Ce livre identifie 100 questions qui décrivent simplement, chacune en deux pages, la compétitivité des pays, des entreprises et des personnes. Et les réponses nous ramènent à notre vie de tous les jours. En quoi sommes-nous concernés ? Et que pouvons- nous faire ?
Des réflexions claires et pertinentes touchant tant à la sphère publique que privée
EXTRAIT
« En fin de compte, cher collègue, votre domaine (la compétitivité internationale) est assez facile… » Entre professeurs, on s’aime bien… Et pourtant mon cher collègue n’avait pas totalement tort. À vrai dire, c’est toute l’économie qui est relativement facile à comprendre. Mais si c’est le cas, pourquoi avons-nous autant de difficulté à gérer les crises économiques et à assurer la gestion saine d’un État ? Comment se fait-il alors que, comme le disait George Bernard Shaw, « si on mettait bout à bout tous les économistes du monde, on n’arriverait pas à une conclusion » ?

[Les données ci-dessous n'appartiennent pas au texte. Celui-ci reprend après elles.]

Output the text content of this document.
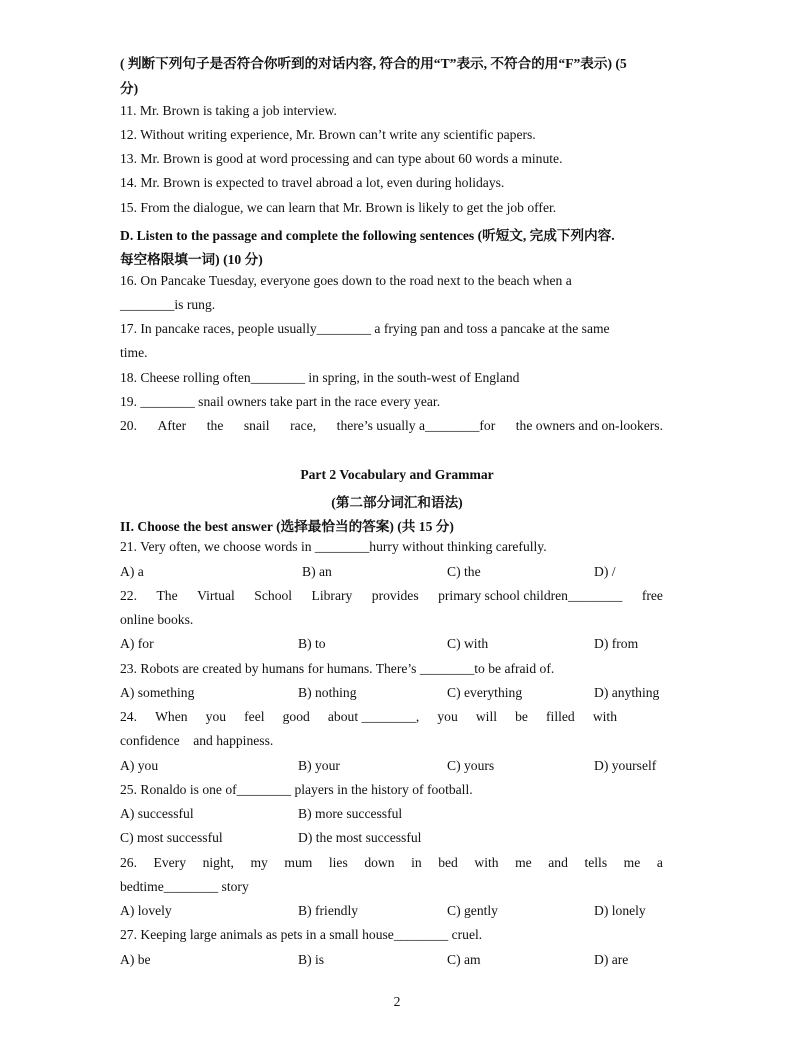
( 判断下列句子是否符合你听到的对话内容, 符合的用“T”表示, 不符合的用“F”表示) (5
分)
11. Mr. Brown is taking a job interview.
12. Without writing experience, Mr. Brown can’t write any scientific papers.
13. Mr. Brown is good at word processing and can type about 60 words a minute.
14. Mr. Brown is expected to travel abroad a lot, even during holidays.
15. From the dialogue, we can learn that Mr. Brown is likely to get the job offer.
D. Listen to the passage and complete the following sentences (听短文, 完成下列内容.
每空格限填一词) (10 分)
16. On Pancake Tuesday, everyone goes down to the road next to the beach when a
________is rung.
17. In pancake races, people usually________ a frying pan and toss a pancake at the same
time.
18. Cheese rolling often________ in spring, in the south-west of England
19. ________ snail owners take part in the race every year.
20. After the snail race, there’s usually a________for the owners and on-lookers.
Part 2 Vocabulary and Grammar
(第二部分词汇和语法)
II. Choose the best answer (选择最恰当的答案) (共 15 分)
21. Very often, we choose words in ________hurry without thinking carefully.
A) a	B) an	C) the	D) /
22. The Virtual School Library provides primary school children________ free
online books.
A) for	B) to	C) with	D) from
23. Robots are created by humans for humans. There’s ________to be afraid of.
A) something	B) nothing	C) everything	D) anything
24. When you feel good about ________, you will be filled with
confidence    and happiness.
A) you	B) your	C) yours	D) yourself
25. Ronaldo is one of________ players in the history of football.
A) successful	B) more successful
C) most successful	D) the most successful
26. Every night, my mum lies down in bed with me and tells me a
bedtime________ story
A) lovely	B) friendly	C) gently	D) lonely
27. Keeping large animals as pets in a small house________ cruel.
A) be	B) is	C) am	D) are
2
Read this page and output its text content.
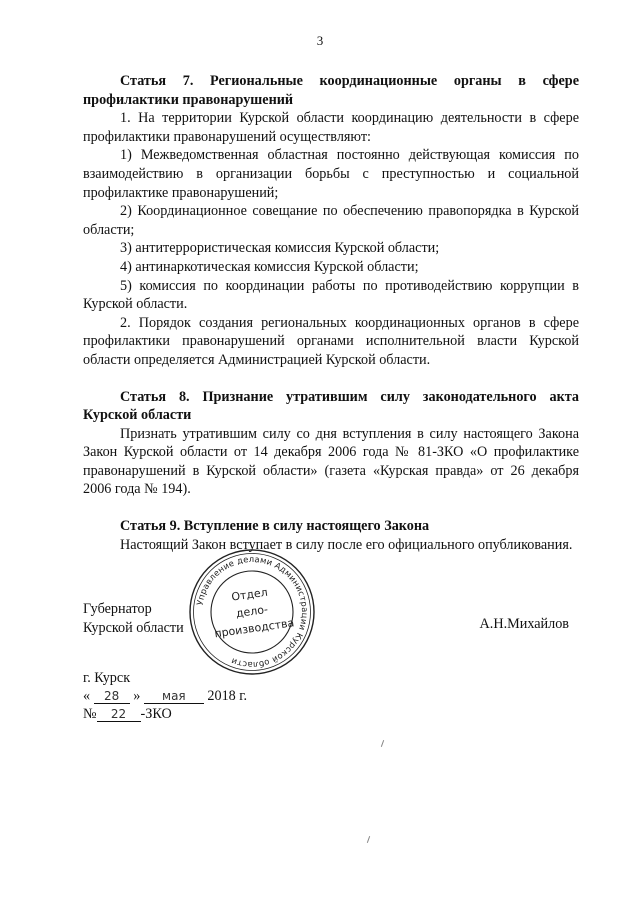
3
Статья 7. Региональные координационные органы в сфере профилактики правонарушений
1. На территории Курской области координацию деятельности в сфере профилактики правонарушений осуществляют:
1) Межведомственная областная постоянно действующая комиссия по взаимодействию в организации борьбы с преступностью и социальной профилактике правонарушений;
2) Координационное совещание по обеспечению правопорядка в Курской области;
3) антитеррористическая комиссия Курской области;
4) антинаркотическая комиссия Курской области;
5) комиссия по координации работы по противодействию коррупции в Курской области.
2. Порядок создания региональных координационных органов в сфере профилактики правонарушений органами исполнительной власти Курской области определяется Администрацией Курской области.
Статья 8. Признание утратившим силу законодательного акта Курской области
Признать утратившим силу со дня вступления в силу настоящего Закона Закон Курской области от 14 декабря 2006 года № 81-ЗКО «О профилактике правонарушений в Курской области» (газета «Курская правда» от 26 декабря 2006 года № 194).
Статья 9. Вступление в силу настоящего Закона
Настоящий Закон вступает в силу после его официального опубликования.
Губернатор
Курской области	А.Н.Михайлов
Управление делами Администрации Курской области
Отдел
дело-
производства
г. Курск
« 28 » мая 2018 г.
№ 22 -ЗКО
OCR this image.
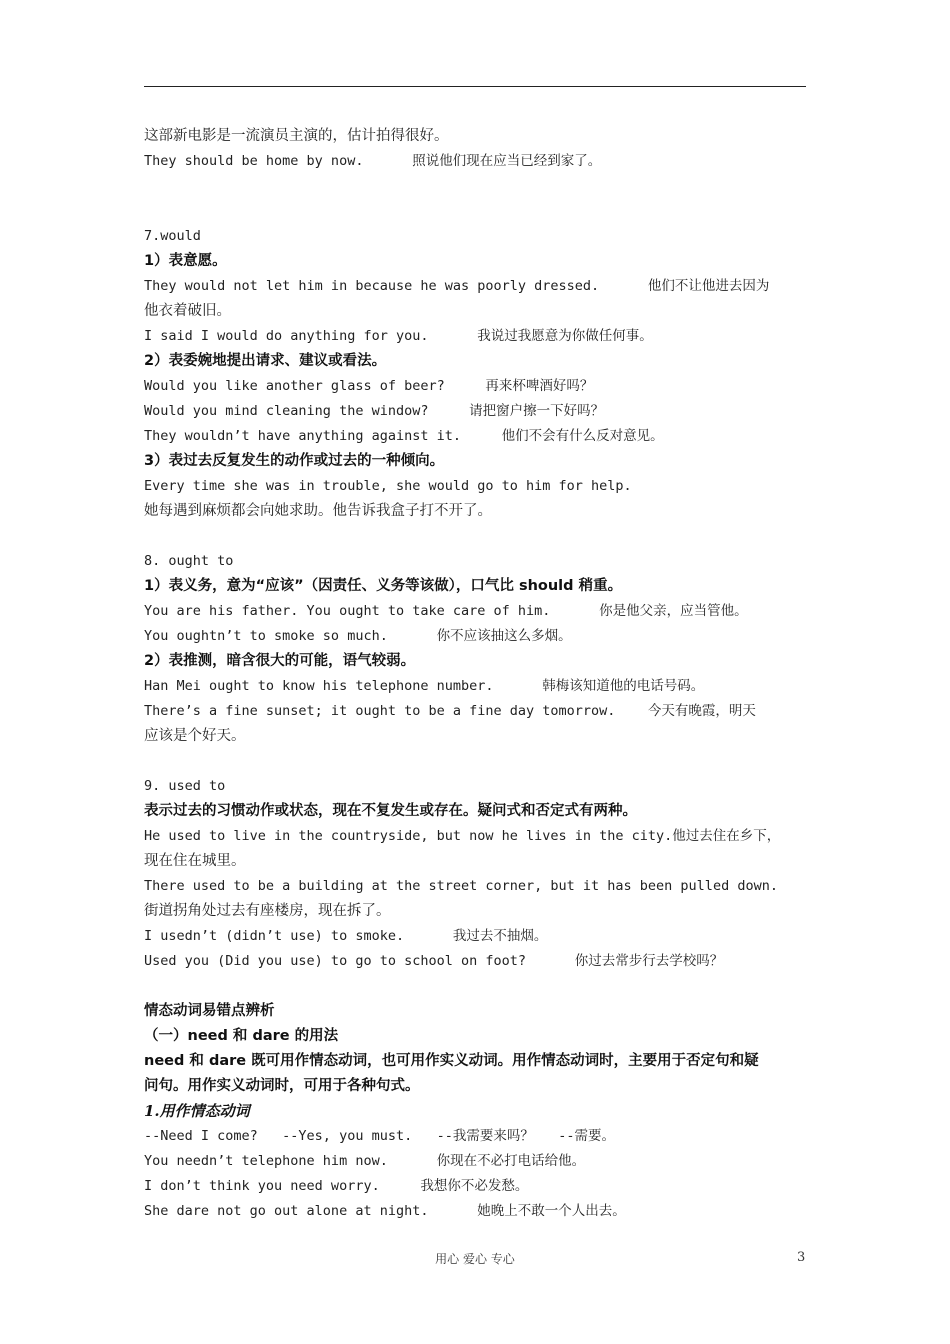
这部新电影是一流演员主演的，估计拍得很好。
They should be home by now.      照说他们现在应当已经到家了。
7.would
1）表意愿。
They would not let him in because he was poorly dressed.      他们不让他进去因为
他衣着破旧。
I said I would do anything for you.      我说过我愿意为你做任何事。
2）表委婉地提出请求、建议或看法。
Would you like another glass of beer?     再来杯啤酒好吗？
Would you mind cleaning the window?     请把窗户擦一下好吗？
They wouldn’t have anything against it.     他们不会有什么反对意见。
3）表过去反复发生的动作或过去的一种倾向。
Every time she was in trouble, she would go to him for help.
她每遇到麻烦都会向她求助。他告诉我盒子打不开了。
8. ought to
1）表义务，意为“应该”（因责任、义务等该做），口气比 should 稍重。
You are his father. You ought to take care of him.      你是他父亲，应当管他。
You oughtn’t to smoke so much.      你不应该抽这么多烟。
2）表推测，暗含很大的可能，语气较弱。
Han Mei ought to know his telephone number.      韩梅该知道他的电话号码。
There’s a fine sunset; it ought to be a fine day tomorrow.    今天有晚霞，明天
应该是个好天。
9. used to
表示过去的习惯动作或状态，现在不复发生或存在。疑问式和否定式有两种。
He used to live in the countryside, but now he lives in the city.他过去住在乡下，
现在住在城里。
There used to be a building at the street corner, but it has been pulled down.
街道拐角处过去有座楼房，现在拆了。
I usedn’t (didn’t use) to smoke.      我过去不抽烟。
Used you (Did you use) to go to school on foot?      你过去常步行去学校吗？
情态动词易错点辨析
（一）need 和 dare 的用法
need 和 dare 既可用作情态动词，也可用作实义动词。用作情态动词时，主要用于否定句和疑
问句。用作实义动词时，可用于各种句式。
1.用作情态动词
--Need I come?   --Yes, you must.   --我需要来吗？   --需要。
You needn’t telephone him now.      你现在不必打电话给他。
I don’t think you need worry.     我想你不必发愁。
She dare not go out alone at night.      她晚上不敢一个人出去。
用心 爱心 专心	3
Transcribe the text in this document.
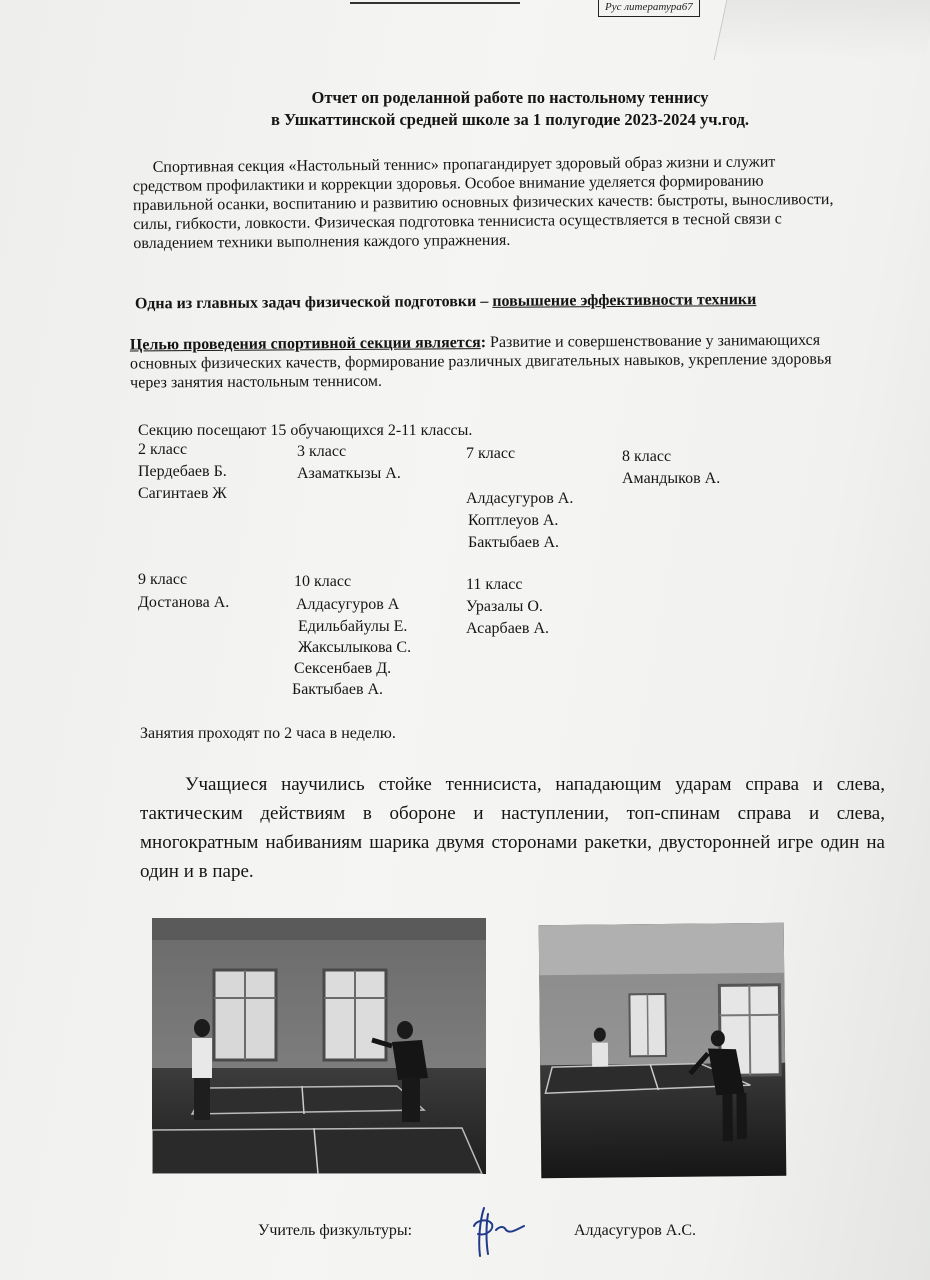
Рус литература67
Отчет оп роделанной работе по настольному теннису
в Ушкаттинской средней школе за 1 полугодие 2023-2024 уч.год.
Спортивная секция «Настольный теннис» пропагандирует здоровый образ жизни и служит средством профилактики и коррекции здоровья. Особое внимание уделяется формированию правильной осанки, воспитанию и развитию основных физических качеств: быстроты, выносливости, силы, гибкости, ловкости. Физическая подготовка теннисиста осуществляется в тесной связи с овладением техники выполнения каждого упражнения.
Одна из главных задач физической подготовки – повышение эффективности техники
Целью проведения спортивной секции является: Развитие и совершенствование у занимающихся основных физических качеств, формирование различных двигательных навыков, укрепление здоровья через занятия настольным теннисом.
Секцию посещают 15 обучающихся 2-11 классы.
2 класс
Пердебаев Б.
Сагинтаев Ж
3 класс
Азаматкызы А.
7 класс
Алдасугуров А.
Коптлеуов А.
Бактыбаев А.
8 класс
Амандыков А.
9 класс
Достанова А.
10 класс
Алдасугуров А
Едильбайулы Е.
Жаксылыкова С.
Сексенбаев Д.
Бактыбаев А.
11 класс
Уразалы О.
Асарбаев А.
Занятия проходят по 2 часа в неделю.
Учащиеся научились стойке теннисиста, нападающим ударам справа и слева, тактическим действиям в обороне и наступлении, топ-спинам справа и слева, многократным набиваниям шарика двумя сторонами ракетки, двусторонней игре один на один и в паре.
Учитель физкультуры:	Алдасугуров А.С.
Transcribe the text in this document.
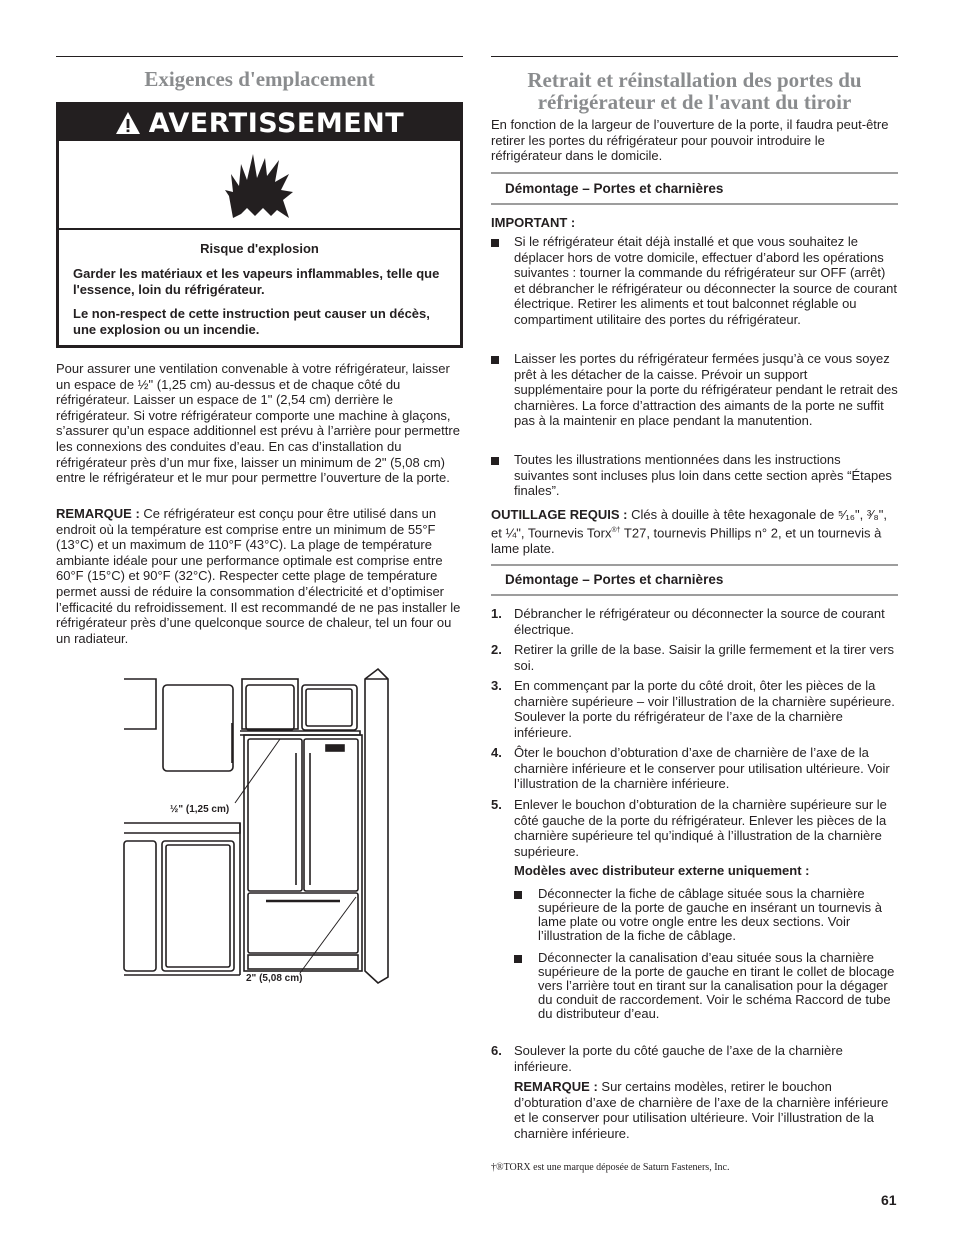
Exigences d'emplacement
AVERTISSEMENT

Risque d'explosion

Garder les matériaux et les vapeurs inflammables, telle que l'essence, loin du réfrigérateur.

Le non-respect de cette instruction peut causer un décès, une explosion ou un incendie.

Pour assurer une ventilation convenable à votre réfrigérateur, laisser un espace de ½" (1,25 cm) au-dessus et de chaque côté du réfrigérateur. Laisser un espace de 1" (2,54 cm) derrière le réfrigérateur. Si votre réfrigérateur comporte une machine à glaçons, s’assurer qu’un espace additionnel est prévu à l’arrière pour permettre les connexions des conduites d’eau. En cas d’installation du réfrigérateur près d’un mur fixe, laisser un minimum de 2" (5,08 cm) entre le réfrigérateur et le mur pour permettre l’ouverture de la porte.

REMARQUE : Ce réfrigérateur est conçu pour être utilisé dans un endroit où la température est comprise entre un minimum de 55°F (13°C) et un maximum de 110°F (43°C). La plage de température ambiante idéale pour une performance optimale est comprise entre 60°F (15°C) et 90°F (32°C). Respecter cette plage de température permet aussi de réduire la consommation d’électricité et d’optimiser l’efficacité du refroidissement. Il est recommandé de ne pas installer le réfrigérateur près d’une quelconque source de chaleur, tel un four ou un radiateur.

½" (1,25 cm)
2" (5,08 cm)
Retrait et réinstallation des portes du réfrigérateur et de l'avant du tiroir

En fonction de la largeur de l’ouverture de la porte, il faudra peut-être retirer les portes du réfrigérateur pour pouvoir introduire le réfrigérateur dans le domicile.

Démontage – Portes et charnières

IMPORTANT :

Si le réfrigérateur était déjà installé et que vous souhaitez le déplacer hors de votre domicile, effectuer d’abord les opérations suivantes : tourner la commande du réfrigérateur sur OFF (arrêt) et débrancher le réfrigérateur ou déconnecter la source de courant électrique. Retirer les aliments et tout balconnet réglable ou compartiment utilitaire des portes du réfrigérateur.

Laisser les portes du réfrigérateur fermées jusqu’à ce vous soyez prêt à les détacher de la caisse. Prévoir un support supplémentaire pour la porte du réfrigérateur pendant le retrait des charnières. La force d’attraction des aimants de la porte ne suffit pas à la maintenir en place pendant la manutention.

Toutes les illustrations mentionnées dans les instructions suivantes sont incluses plus loin dans cette section après “Étapes finales”.

OUTILLAGE REQUIS : Clés à douille à tête hexagonale de ⁵⁄₁₆", ³⁄₈", et ¼", Tournevis Torx®† T27, tournevis Phillips n° 2, et un tournevis à lame plate.

Démontage – Portes et charnières

1. Débrancher le réfrigérateur ou déconnecter la source de courant électrique.

2. Retirer la grille de la base. Saisir la grille fermement et la tirer vers soi.

3. En commençant par la porte du côté droit, ôter les pièces de la charnière supérieure – voir l’illustration de la charnière supérieure. Soulever la porte du réfrigérateur de l’axe de la charnière inférieure.

4. Ôter le bouchon d’obturation d’axe de charnière de l’axe de la charnière inférieure et le conserver pour utilisation ultérieure. Voir l’illustration de la charnière inférieure.

5. Enlever le bouchon d’obturation de la charnière supérieure sur le côté gauche de la porte du réfrigérateur. Enlever les pièces de la charnière supérieure tel qu’indiqué à l’illustration de la charnière supérieure.

Modèles avec distributeur externe uniquement :

Déconnecter la fiche de câblage située sous la charnière supérieure de la porte de gauche en insérant un tournevis à lame plate ou votre ongle entre les deux sections. Voir l’illustration de la fiche de câblage.

Déconnecter la canalisation d’eau située sous la charnière supérieure de la porte de gauche en tirant le collet de blocage vers l’arrière tout en tirant sur la canalisation pour la dégager du conduit de raccordement. Voir le schéma Raccord de tube du distributeur d’eau.

6. Soulever la porte du côté gauche de l’axe de la charnière inférieure.

REMARQUE : Sur certains modèles, retirer le bouchon d’obturation d’axe de charnière de l’axe de la charnière inférieure et le conserver pour utilisation ultérieure. Voir l’illustration de la charnière inférieure.

†®TORX est une marque déposée de Saturn Fasteners, Inc.
61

CE QU’EN PENSE LA CRITIQUE
« L’ouvrage se lit à toute vitesse et nous fait pénétrer dans les réflexions tout à la fois limpides et pertinentes de son auteur. Ce dernier donne un relief original aux réponses à des questions comme « l’économie est-elle amorale ? », « faites-vous partie de la classe moyenne ? », « êtes-vous indispensable ? » ou « écrire à la main a-t-il un avenir ? ». S’il n’y a pas de recettes pour réussir dans le livre, le lecteur découvrira d’excellents éclairages, des citations percutantes et des prises de position chères à l’auteur, tenues tout au long de sa carrière. » - Stéphane Benoit-Godet, Le Temps
A PROPOS DE L’AUTEUR
Stéphane Garelli est professeur à l’IMD et à l’Université de Lausanne. Il est considéré comme une autorité mondiale en matière de compétitivité, ayant été un des pionniers de ce nouveau domaine de l’économie. Il a notamment créé le Centre pour la compétitivité mondiale de l’IMD. Anciennement directeur du World Economic Forum et des réunions annuelles de Davos, Stéphane Garelli a aussi été le président de la Sandoz FF Holding Bancaire et Financière et a travaillé avec la direction de plusieurs grandes entreprises internationales. Il est actuellement président du journal Le Temps. Il a aussi été membre de l’Assemblée constituante du canton de Vaud.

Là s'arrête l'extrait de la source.